By that point, nearly every river in Nova Scotia, Prince Edward Island and New Brunswick had a water-powered mill. Nets were strung entirely across some rivers to catch the fish. Valleys had been cleared for farmland, hills cut for lumber and rain rushed unslowed by root systems to fill rivers with silt.

Export records show that 900,000 pounds of pickled salmon were exported from Newfoundland in 1812.

“The documented specifics of the salmon’s history, however, are largely comprised of repetitive instances of overexploitation, careless destruction of stocks and their environment, and ineffectual conservation actions,” wrote Dunfield.

“Despite the species’ former importance, its more recent history is one of declining presence, and its destiny appears to be extinction.”

Five years after Dunfield wrote that, at-sea survival rates fell off a cliff.

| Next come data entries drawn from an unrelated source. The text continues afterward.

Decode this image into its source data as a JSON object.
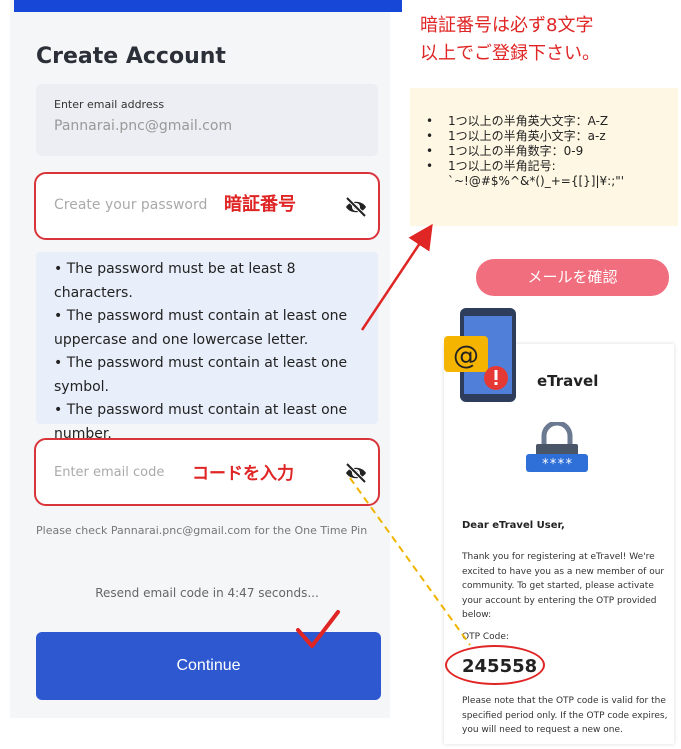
{
  "form": {
    "title": "Create Account",
    "email_label": "Enter email address",
    "email_value": "Pannarai.pnc@gmail.com",
    "password_placeholder": "Create your password",
    "password_note": "暗証番号",
    "rules": [
      "•  The password must be at least 8 characters.",
      "•  The password must contain at least one uppercase and one lowercase letter.",
      "•  The password must contain at least one symbol.",
      "•  The password must contain at least one number."
    ],
    "code_placeholder": "Enter email code",
    "code_note": "コードを入力",
    "check_message": "Please check Pannarai.pnc@gmail.com for the One Time Pin",
    "resend_text": "Resend email code in 4:47 seconds...",
    "continue_label": "Continue"
  },
  "annotations": {
    "heading_line1": "暗証番号は必ず8文字",
    "heading_line2": "以上でご登録下さい。",
    "requirements": [
      "1つ以上の半角英大文字：A-Z",
      "1つ以上の半角英小文字：a-z",
      "1つ以上の半角数字：0-9",
      "1つ以上の半角記号:"
    ],
    "symbols": "`~!@#$%^&*()_+={[}]|¥:;\"'",
    "check_mail_label": "メールを確認"
  },
  "email_preview": {
    "brand": "eTravel",
    "greeting": "Dear eTravel User,",
    "body": "Thank you for registering at eTravel! We're excited to have you as a new member of our community. To get started, please activate your account by entering the OTP provided below:",
    "otp_label": "OTP Code:",
    "otp_code": "245558",
    "footer": "Please note that the OTP code is valid for the specified period only. If the OTP code expires, you will need to request a new one."
  },
  "colors": {
    "accent_blue": "#2e58d0",
    "annotation_red": "#e02525",
    "pink_button": "#f06e7e",
    "note_bg": "#fdf7e3"
  }
}
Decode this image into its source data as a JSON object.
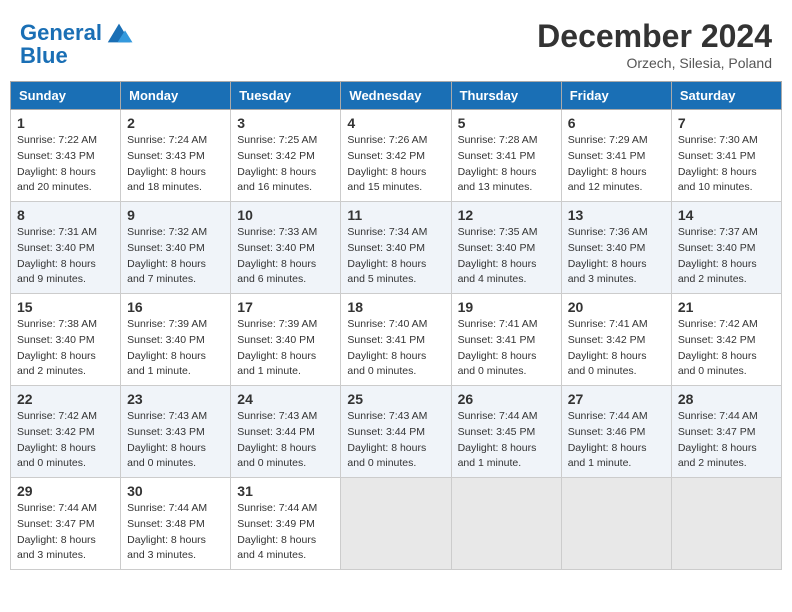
{
  "header": {
    "logo_line1": "General",
    "logo_line2": "Blue",
    "month_title": "December 2024",
    "subtitle": "Orzech, Silesia, Poland"
  },
  "days_of_week": [
    "Sunday",
    "Monday",
    "Tuesday",
    "Wednesday",
    "Thursday",
    "Friday",
    "Saturday"
  ],
  "weeks": [
    [
      {
        "day": "1",
        "sunrise": "7:22 AM",
        "sunset": "3:43 PM",
        "daylight": "8 hours and 20 minutes."
      },
      {
        "day": "2",
        "sunrise": "7:24 AM",
        "sunset": "3:43 PM",
        "daylight": "8 hours and 18 minutes."
      },
      {
        "day": "3",
        "sunrise": "7:25 AM",
        "sunset": "3:42 PM",
        "daylight": "8 hours and 16 minutes."
      },
      {
        "day": "4",
        "sunrise": "7:26 AM",
        "sunset": "3:42 PM",
        "daylight": "8 hours and 15 minutes."
      },
      {
        "day": "5",
        "sunrise": "7:28 AM",
        "sunset": "3:41 PM",
        "daylight": "8 hours and 13 minutes."
      },
      {
        "day": "6",
        "sunrise": "7:29 AM",
        "sunset": "3:41 PM",
        "daylight": "8 hours and 12 minutes."
      },
      {
        "day": "7",
        "sunrise": "7:30 AM",
        "sunset": "3:41 PM",
        "daylight": "8 hours and 10 minutes."
      }
    ],
    [
      {
        "day": "8",
        "sunrise": "7:31 AM",
        "sunset": "3:40 PM",
        "daylight": "8 hours and 9 minutes."
      },
      {
        "day": "9",
        "sunrise": "7:32 AM",
        "sunset": "3:40 PM",
        "daylight": "8 hours and 7 minutes."
      },
      {
        "day": "10",
        "sunrise": "7:33 AM",
        "sunset": "3:40 PM",
        "daylight": "8 hours and 6 minutes."
      },
      {
        "day": "11",
        "sunrise": "7:34 AM",
        "sunset": "3:40 PM",
        "daylight": "8 hours and 5 minutes."
      },
      {
        "day": "12",
        "sunrise": "7:35 AM",
        "sunset": "3:40 PM",
        "daylight": "8 hours and 4 minutes."
      },
      {
        "day": "13",
        "sunrise": "7:36 AM",
        "sunset": "3:40 PM",
        "daylight": "8 hours and 3 minutes."
      },
      {
        "day": "14",
        "sunrise": "7:37 AM",
        "sunset": "3:40 PM",
        "daylight": "8 hours and 2 minutes."
      }
    ],
    [
      {
        "day": "15",
        "sunrise": "7:38 AM",
        "sunset": "3:40 PM",
        "daylight": "8 hours and 2 minutes."
      },
      {
        "day": "16",
        "sunrise": "7:39 AM",
        "sunset": "3:40 PM",
        "daylight": "8 hours and 1 minute."
      },
      {
        "day": "17",
        "sunrise": "7:39 AM",
        "sunset": "3:40 PM",
        "daylight": "8 hours and 1 minute."
      },
      {
        "day": "18",
        "sunrise": "7:40 AM",
        "sunset": "3:41 PM",
        "daylight": "8 hours and 0 minutes."
      },
      {
        "day": "19",
        "sunrise": "7:41 AM",
        "sunset": "3:41 PM",
        "daylight": "8 hours and 0 minutes."
      },
      {
        "day": "20",
        "sunrise": "7:41 AM",
        "sunset": "3:42 PM",
        "daylight": "8 hours and 0 minutes."
      },
      {
        "day": "21",
        "sunrise": "7:42 AM",
        "sunset": "3:42 PM",
        "daylight": "8 hours and 0 minutes."
      }
    ],
    [
      {
        "day": "22",
        "sunrise": "7:42 AM",
        "sunset": "3:42 PM",
        "daylight": "8 hours and 0 minutes."
      },
      {
        "day": "23",
        "sunrise": "7:43 AM",
        "sunset": "3:43 PM",
        "daylight": "8 hours and 0 minutes."
      },
      {
        "day": "24",
        "sunrise": "7:43 AM",
        "sunset": "3:44 PM",
        "daylight": "8 hours and 0 minutes."
      },
      {
        "day": "25",
        "sunrise": "7:43 AM",
        "sunset": "3:44 PM",
        "daylight": "8 hours and 0 minutes."
      },
      {
        "day": "26",
        "sunrise": "7:44 AM",
        "sunset": "3:45 PM",
        "daylight": "8 hours and 1 minute."
      },
      {
        "day": "27",
        "sunrise": "7:44 AM",
        "sunset": "3:46 PM",
        "daylight": "8 hours and 1 minute."
      },
      {
        "day": "28",
        "sunrise": "7:44 AM",
        "sunset": "3:47 PM",
        "daylight": "8 hours and 2 minutes."
      }
    ],
    [
      {
        "day": "29",
        "sunrise": "7:44 AM",
        "sunset": "3:47 PM",
        "daylight": "8 hours and 3 minutes."
      },
      {
        "day": "30",
        "sunrise": "7:44 AM",
        "sunset": "3:48 PM",
        "daylight": "8 hours and 3 minutes."
      },
      {
        "day": "31",
        "sunrise": "7:44 AM",
        "sunset": "3:49 PM",
        "daylight": "8 hours and 4 minutes."
      },
      null,
      null,
      null,
      null
    ]
  ],
  "labels": {
    "sunrise": "Sunrise:",
    "sunset": "Sunset:",
    "daylight": "Daylight:"
  }
}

“We need to give the fish that do come back the best possible chance to reproduce and have healthy offspring.” — Edmund Halfyard, Nova Scotia Salmon Association

“The ocean is a big, deep harsh environment and most of our technology hasn’t been well suited to working there." — 

The irony of it all is that Atlantic Canada is more forested now than it was a century ago (due to rural decline rather than good intentions). Those water-powered saw and grist mills are all gone from the rivers.

Large fleets of trawlers no longer ply the North Atlantic for cod. Canada’s commercial Atlantic salmon fisheries are closed and Greenland’s is a mere shadow of its former self.

There’s less pollution flowing into our rivers from acid rain.

After all we’ve done to this species, they stop coming back when we finally begin to ease our torment of their homes.

It won’t be next spring until the transmitters start popping off the salmon Carr has been tagging off Greenland and, hopefully, start pointing to directions to look for answers.

“We’ve learned a lot about the issues that happen in freshwater but in trying to fix it we’re up against 150 years of altering and damning these rivers,” said Halfyard.

“The ocean is a big, deep harsh environment and most of our technology hasn’t been well suited to working there. But we’re getting to a point where we can narrow our search and begin to identify places and times where the issue is.”

Hand wringing

From the bungalow he built for himself and his parents in the nearby service centre of St. Anthony after resettlement, Raymond Elliott has been watching both the salmon and man’s obsession with it.

He gets the evening news and has read every National Geographic since first getting a subscription 56 years ago.

Also there’s the local paper, The Northen Pen, which he reads every week.

He watches us with the wry eye of a man who has seen his own world end.

A world where every soul knew the goings and comings of every other species around Hare Bay.

A world that sent salted fish out and asked for little more than steel and flour in return.

With his gone, he sees us wringing our hands with fear that we’re destroying a world few of us found the time to know.

“We lived in a place where our knowledge was very localized, but it was fine-tuned,” said Elliott.